Noi, incredibilmente riprecipitati nella condizione di gente da fermare alle frontiere, da bloccare al limitare di porti e aeroporti, da evitare in patria e all’estero. Noi, additati come spalloni e taxisti del coronavirus. E, persino, come “appestati”, anche se veniamo da un Paese di quasi sessanta milioni di abitanti, sino a questo momento con oltre cinquantanove milioni e novecento e tanti mila non contagiati (e con più guariti che schiantati anche dal Covid-19), e ancora dotato – nonostante sciupii di persone e di quattrini – di uno dei migliori sistemi sanitari al mondo.

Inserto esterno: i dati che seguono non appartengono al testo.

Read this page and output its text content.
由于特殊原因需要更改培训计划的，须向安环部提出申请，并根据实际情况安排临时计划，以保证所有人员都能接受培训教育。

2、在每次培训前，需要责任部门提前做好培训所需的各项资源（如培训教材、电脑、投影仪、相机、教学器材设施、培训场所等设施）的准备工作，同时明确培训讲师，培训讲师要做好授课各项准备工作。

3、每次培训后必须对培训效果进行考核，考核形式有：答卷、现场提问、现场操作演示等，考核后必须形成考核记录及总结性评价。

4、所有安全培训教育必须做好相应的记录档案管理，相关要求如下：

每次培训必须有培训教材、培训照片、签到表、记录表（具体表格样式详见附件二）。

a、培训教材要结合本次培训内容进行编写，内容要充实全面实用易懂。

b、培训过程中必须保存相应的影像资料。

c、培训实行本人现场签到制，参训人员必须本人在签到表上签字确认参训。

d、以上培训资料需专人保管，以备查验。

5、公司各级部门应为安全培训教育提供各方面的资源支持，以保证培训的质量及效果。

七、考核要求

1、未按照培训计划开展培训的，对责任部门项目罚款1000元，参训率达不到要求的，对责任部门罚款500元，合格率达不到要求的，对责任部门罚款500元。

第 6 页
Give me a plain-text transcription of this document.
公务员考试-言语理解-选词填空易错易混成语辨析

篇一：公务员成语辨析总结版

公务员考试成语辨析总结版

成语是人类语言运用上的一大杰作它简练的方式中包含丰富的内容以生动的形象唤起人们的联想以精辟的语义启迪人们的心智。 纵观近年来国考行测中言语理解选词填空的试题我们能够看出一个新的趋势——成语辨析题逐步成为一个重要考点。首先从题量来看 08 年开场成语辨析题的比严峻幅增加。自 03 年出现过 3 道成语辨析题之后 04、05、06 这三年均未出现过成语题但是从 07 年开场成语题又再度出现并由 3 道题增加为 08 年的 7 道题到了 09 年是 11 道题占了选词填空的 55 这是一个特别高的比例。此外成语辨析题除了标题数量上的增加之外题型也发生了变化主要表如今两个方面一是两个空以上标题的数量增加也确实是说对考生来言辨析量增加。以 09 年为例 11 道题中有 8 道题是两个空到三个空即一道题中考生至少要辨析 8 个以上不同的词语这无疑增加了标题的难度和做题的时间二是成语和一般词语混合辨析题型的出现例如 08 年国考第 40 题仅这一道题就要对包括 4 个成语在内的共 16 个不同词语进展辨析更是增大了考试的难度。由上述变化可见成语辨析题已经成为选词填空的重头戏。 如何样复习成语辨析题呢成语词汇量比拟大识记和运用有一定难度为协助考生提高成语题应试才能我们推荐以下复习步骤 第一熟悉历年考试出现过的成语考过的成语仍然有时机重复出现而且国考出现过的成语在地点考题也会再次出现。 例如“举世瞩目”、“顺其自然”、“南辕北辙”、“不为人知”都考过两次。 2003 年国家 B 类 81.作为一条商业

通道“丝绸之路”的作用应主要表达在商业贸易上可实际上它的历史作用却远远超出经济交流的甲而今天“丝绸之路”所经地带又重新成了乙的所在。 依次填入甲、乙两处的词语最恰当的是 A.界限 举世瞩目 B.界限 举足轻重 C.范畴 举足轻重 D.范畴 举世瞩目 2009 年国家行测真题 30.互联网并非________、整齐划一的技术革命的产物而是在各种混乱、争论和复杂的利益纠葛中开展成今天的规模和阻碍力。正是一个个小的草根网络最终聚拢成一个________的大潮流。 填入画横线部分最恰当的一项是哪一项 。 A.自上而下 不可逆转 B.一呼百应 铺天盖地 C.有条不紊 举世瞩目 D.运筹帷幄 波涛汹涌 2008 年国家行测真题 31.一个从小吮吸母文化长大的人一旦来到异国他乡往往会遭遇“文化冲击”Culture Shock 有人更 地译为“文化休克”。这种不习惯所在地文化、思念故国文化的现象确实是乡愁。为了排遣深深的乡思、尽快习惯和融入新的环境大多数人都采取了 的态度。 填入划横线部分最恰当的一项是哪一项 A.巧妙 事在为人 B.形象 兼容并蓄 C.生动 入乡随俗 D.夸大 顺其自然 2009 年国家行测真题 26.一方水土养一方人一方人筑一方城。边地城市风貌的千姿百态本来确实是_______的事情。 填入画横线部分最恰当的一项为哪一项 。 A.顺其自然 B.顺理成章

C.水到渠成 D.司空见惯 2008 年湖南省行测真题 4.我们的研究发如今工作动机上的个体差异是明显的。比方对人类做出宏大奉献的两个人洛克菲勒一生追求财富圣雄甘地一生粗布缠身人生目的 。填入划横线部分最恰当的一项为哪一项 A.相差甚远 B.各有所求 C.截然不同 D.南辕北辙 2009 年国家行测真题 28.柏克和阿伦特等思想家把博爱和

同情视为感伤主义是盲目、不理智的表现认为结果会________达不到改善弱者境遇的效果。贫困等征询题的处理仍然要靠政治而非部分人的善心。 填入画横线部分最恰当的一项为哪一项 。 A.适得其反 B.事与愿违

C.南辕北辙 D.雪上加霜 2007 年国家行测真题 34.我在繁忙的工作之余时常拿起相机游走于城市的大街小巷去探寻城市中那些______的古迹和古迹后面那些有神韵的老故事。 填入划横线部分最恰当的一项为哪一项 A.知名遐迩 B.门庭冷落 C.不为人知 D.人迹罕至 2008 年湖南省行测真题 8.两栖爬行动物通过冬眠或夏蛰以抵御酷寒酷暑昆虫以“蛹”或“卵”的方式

Ma le scoperte-rivelazioni non finiscono qui. Perché ogni rombo irresponsabile di titoli (di comizio e di giornale) si è dimostrato con plastica e drammatica potenza la colonna sonora anticipata di un crollo di titoli (di Borsa) e di credibilità per i titolati di un irriflessivo potere politico o mediatico. Perché lungo questa Penisola, bella come sempre e disertata come poche altre volte nella sua storia, stiamo censendo una costellazione di luoghi comuni capovolti, a cominciare da quello di un cruciale pezzo del Nord che attrae, lavora e produce ridotto a una ferita aperta che da Sud si guarda con stupefatto timore. E perché più d’uno ha meglio capito il nostro ripetuto allarme: quando si fa “guerra alla solidarietà”, a pagare – in modi anche imprevedibili – sono sempre gli innocenti e i deboli di turno. Scriviamolo sul rovescio del muro. E ricordiamocelo.